In summary, it’s complicated. It’s not about click-n-drag. It’s not about a model spitting out a pan-India number. This requires careful, often subjective, incorporation of history into analyses, one state at a time. Extrapolation from parts to whole requires caution and humility. Reliably estimating above-trend deaths is way harder than shallow ‘massive undercount’ stories imply.

On a related note, I have a simple rule that works in my day-job. Good companies show history, comprehensively and transparently. Flip through investor-relations website of a respectable business and you’ll find last five years balance sheet, cash flow and return on capital in big font in investor presentation. Take a dodgy outfit and you’ll have to kidnap promoter’s first-born child to get that information (not a recommendation). Hiding relevant history is a red flag. It’s the same with good analysis. An analyst (even seemingly credentialled ones) who does not show relevant history, and fails to explain how it impacts conclusions, reveals more about himself than about the topic at hand.

Whither from hither

This essay lays out the problem being attempted, relevant context and challenges. It hints at a more historically-grounded approach that can minimize flaws seen is typical ‘excess death’ stories. Next step is to implement this approach, state by state, wave by wave, across all available death registration data. While I will attempt this, it will not be all at once.
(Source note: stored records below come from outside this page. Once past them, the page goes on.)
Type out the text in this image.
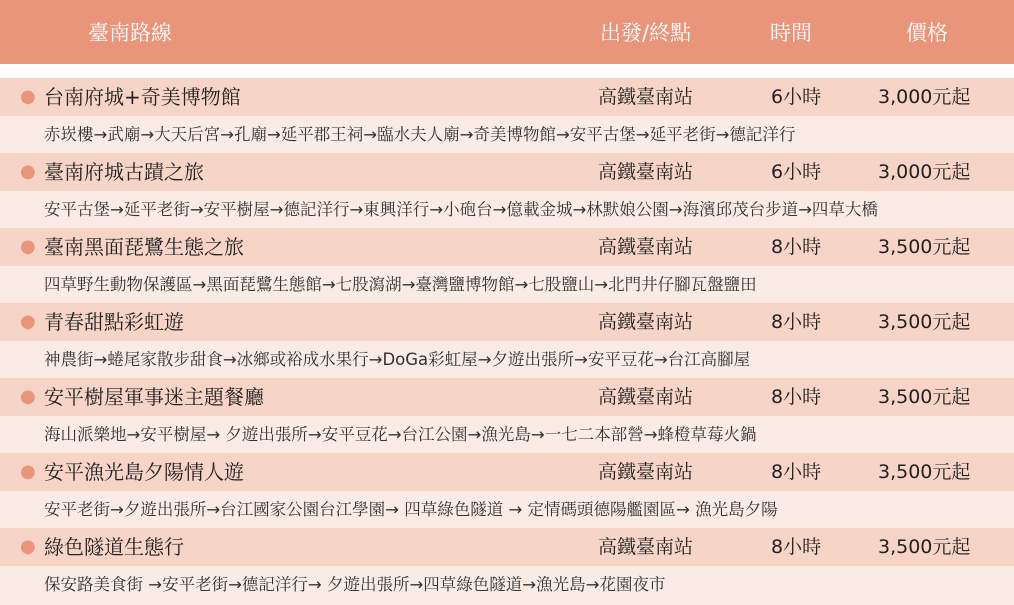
臺南路線	出發/終點	時間	價格
● 台南府城+奇美博物館	高鐵臺南站	6小時	3,000元起
赤崁樓→武廟→大天后宮→孔廟→延平郡王祠→臨水夫人廟→奇美博物館→安平古堡→延平老街→德記洋行
● 臺南府城古蹟之旅	高鐵臺南站	6小時	3,000元起
安平古堡→延平老街→安平樹屋→德記洋行→東興洋行→小砲台→億載金城→林默娘公園→海濱邱茂台步道→四草大橋
● 臺南黑面琵鷺生態之旅	高鐵臺南站	8小時	3,500元起
四草野生動物保護區→黑面琵鷺生態館→七股瀉湖→臺灣鹽博物館→七股鹽山→北門井仔腳瓦盤鹽田
● 青春甜點彩虹遊	高鐵臺南站	8小時	3,500元起
神農街→蜷尾家散步甜食→冰鄉或裕成水果行→DoGa彩虹屋→夕遊出張所→安平豆花→台江高腳屋
● 安平樹屋軍事迷主題餐廳	高鐵臺南站	8小時	3,500元起
海山派樂地→安平樹屋→ 夕遊出張所→安平豆花→台江公園→漁光島→一七二本部營→蜂橙草莓火鍋
● 安平漁光島夕陽情人遊	高鐵臺南站	8小時	3,500元起
安平老街→夕遊出張所→台江國家公園台江學園→ 四草綠色隧道 → 定情碼頭德陽艦園區→ 漁光島夕陽
● 綠色隧道生態行	高鐵臺南站	8小時	3,500元起
保安路美食街 →安平老街→德記洋行→ 夕遊出張所→四草綠色隧道→漁光島→花園夜市
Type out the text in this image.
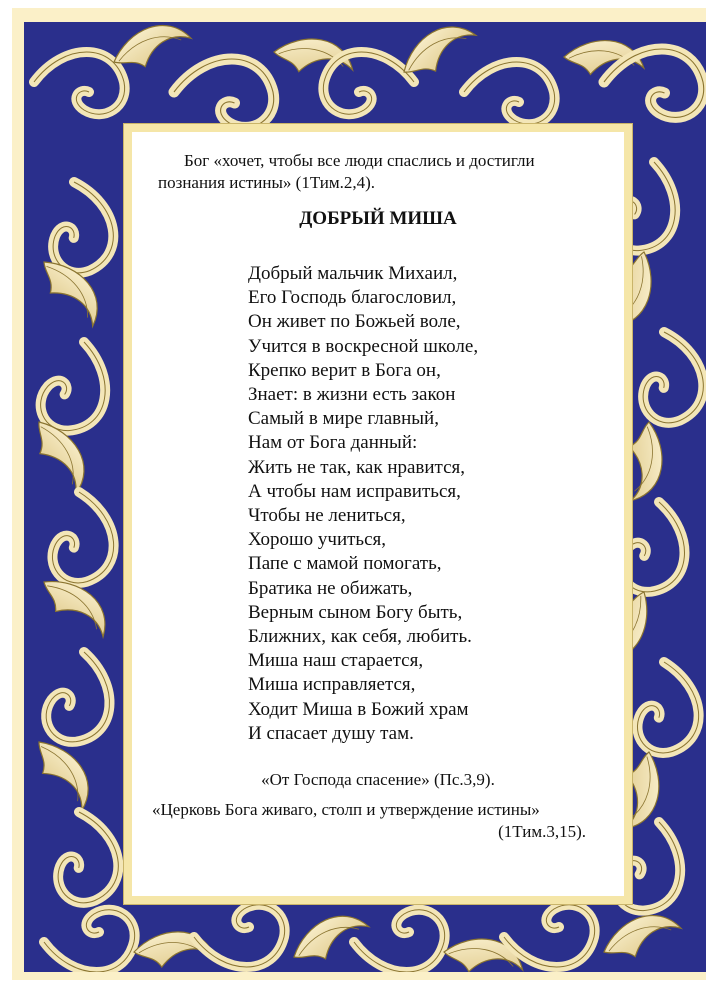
Бог «хочет, чтобы все люди спаслись и достигли
познания истины» (1Тим.2,4).
ДОБРЫЙ МИША
Добрый мальчик Михаил,
Его Господь благословил,
Он живет по Божьей воле,
Учится в воскресной школе,
Крепко верит в Бога он,
Знает: в жизни есть закон
Самый в мире главный,
Нам от Бога данный:
Жить не так, как нравится,
А чтобы нам исправиться,
Чтобы не лениться,
Хорошо учиться,
Папе с мамой помогать,
Братика не обижать,
Верным сыном Богу быть,
Ближних, как себя, любить.
Миша наш старается,
Миша исправляется,
Ходит Миша в Божий храм
И спасает душу там.
«От Господа спасение» (Пс.3,9).
«Церковь Бога живаго, столп и утверждение истины»
(1Тим.3,15).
I’ll start by analysing a few states in detail, to better illustrate the approach as well as to log specific problems that will become apparent only as we go deep (e.g. data inconsistencies, confusing trends). Only examples can convey how messy this world is. I may poke into a few cities/districts, where data gets even more volatile. Then, I’ll see what we can make of first-wave if we aggregate all available regional analyses. While second-wave data is still coming in, we can gingerly attempt a similar exercise in July. Somewhere along the way, I’ll also update my life insurer claims analysis, for independent triangulation.
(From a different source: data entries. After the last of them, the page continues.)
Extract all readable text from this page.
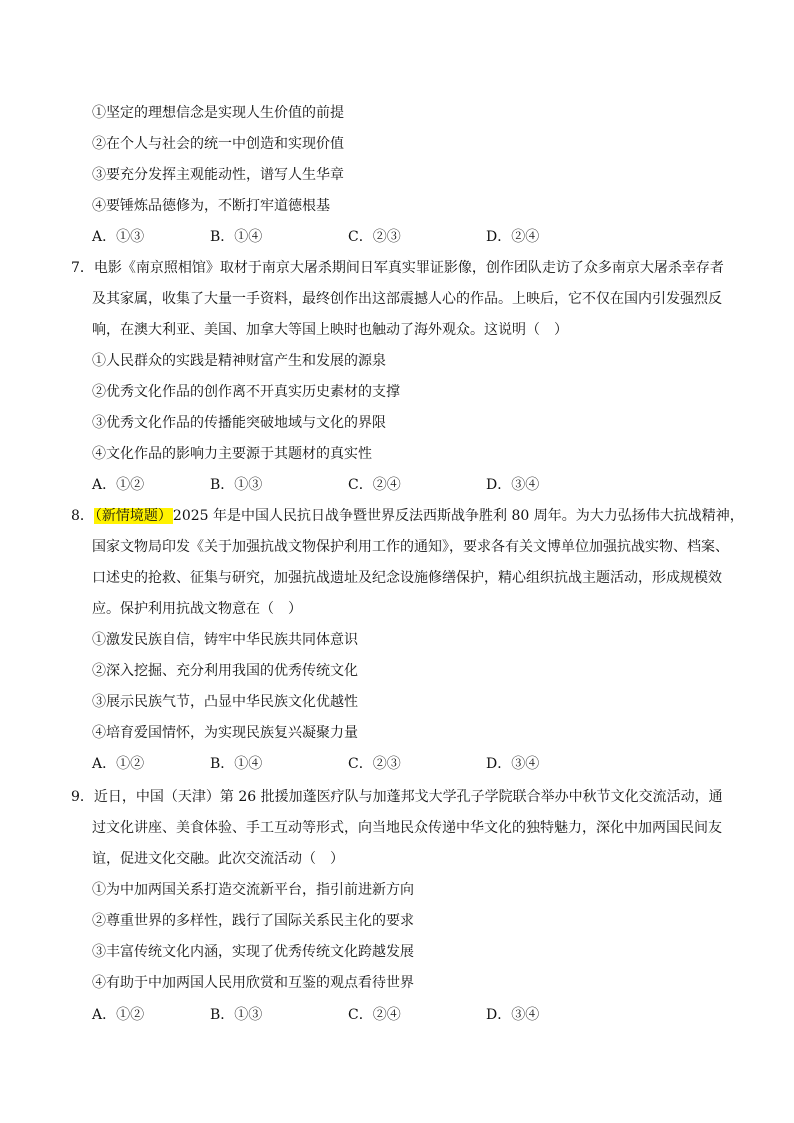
①坚定的理想信念是实现人生价值的前提
②在个人与社会的统一中创造和实现价值
③要充分发挥主观能动性，谱写人生华章
④要锤炼品德修为，不断打牢道德根基
A．①③	B．①④	C．②③	D．②④
7．电影《南京照相馆》取材于南京大屠杀期间日军真实罪证影像，创作团队走访了众多南京大屠杀幸存者
及其家属，收集了大量一手资料，最终创作出这部震撼人心的作品。上映后，它不仅在国内引发强烈反
响，在澳大利亚、美国、加拿大等国上映时也触动了海外观众。这说明（　）
①人民群众的实践是精神财富产生和发展的源泉
②优秀文化作品的创作离不开真实历史素材的支撑
③优秀文化作品的传播能突破地域与文化的界限
④文化作品的影响力主要源于其题材的真实性
A．①②	B．①③	C．②④	D．③④
8．（新情境题）2025 年是中国人民抗日战争暨世界反法西斯战争胜利 80 周年。为大力弘扬伟大抗战精神，
国家文物局印发《关于加强抗战文物保护利用工作的通知》，要求各有关文博单位加强抗战实物、档案、
口述史的抢救、征集与研究，加强抗战遗址及纪念设施修缮保护，精心组织抗战主题活动，形成规模效
应。保护利用抗战文物意在（　）
①激发民族自信，铸牢中华民族共同体意识
②深入挖掘、充分利用我国的优秀传统文化
③展示民族气节，凸显中华民族文化优越性
④培育爱国情怀，为实现民族复兴凝聚力量
A．①②	B．①④	C．②③	D．③④
9．近日，中国（天津）第 26 批援加蓬医疗队与加蓬邦戈大学孔子学院联合举办中秋节文化交流活动，通
过文化讲座、美食体验、手工互动等形式，向当地民众传递中华文化的独特魅力，深化中加两国民间友
谊，促进文化交融。此次交流活动（　）
①为中加两国关系打造交流新平台，指引前进新方向
②尊重世界的多样性，践行了国际关系民主化的要求
③丰富传统文化内涵，实现了优秀传统文化跨越发展
④有助于中加两国人民用欣赏和互鉴的观点看待世界
A．①②	B．①③	C．②④	D．③④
I cannot guarantee reliability of results or how soon I’ll do all this. However, I can guarantee that I will show you as much historical data as is available in each case. When I start from a media report on a particular state, I will only use its raw data, not someone else’s assumptions. I’ll be transparent about my own assumptions or subjective judgment calls. In each case, you should be able to separate data from my biases, so that you can make different inferences as required.

Unlike those confident folks, I doubt if I’ll reach a grand India-undercount estimate for many weeks. Maybe longer. But, that’s not the point of this exercise. This isn’t about an answer. It’s about a way of thinking. About numeracy, history, complexity, uncertainty, imprecision. About humility in jumping to conclusions, when buggy humans analyse messy world. Once you appreciate these, you’ll get to better answer than what’s out there, with or without me.

PS. As a hint of how this works, let’s close with a quick look at Bihar. Recent article ran with sensational headline of 75,000 excess deaths over Jan-May 2021. While article didn’t explicitly table month-wise numbers, it implied ~35,000 deaths/month over Jan-April and ~70,000 deaths in May. CRS places Bihar’s monthly deaths at 30,000 in 2019 and trend growth at 10% a year (we’ll use average & ignore variation, since this is a shallow-dive). This suggests that Jan-April 2021 deaths were in line with trend and Bihar saw ~35,000 above-trend deaths in May. Incorporating relevant history has already cut excess deaths by 55%. Say, we attribute ~70% of above-trend deaths to covid. Against ~8000 reported covid deaths (including retrospectively added 4000), this equates to 3x undercount in a state with India’s weakest death registration system. (Any second-wave analysis has to be qualified with: disease, death registrations, covid death reporting are all ongoing, making inferences conditional on incoming data).

Whether you agree with my assumptions or trend calculation is the less important part. The more important one is that you have a decade of history, against which you can make your own informed inference about 2021 covid reporting in Bihar. That’s a step up from just seeing a 75,000 or 10x headline, or worse, a sensationalist pan-India extrapolation from a flawed starting point.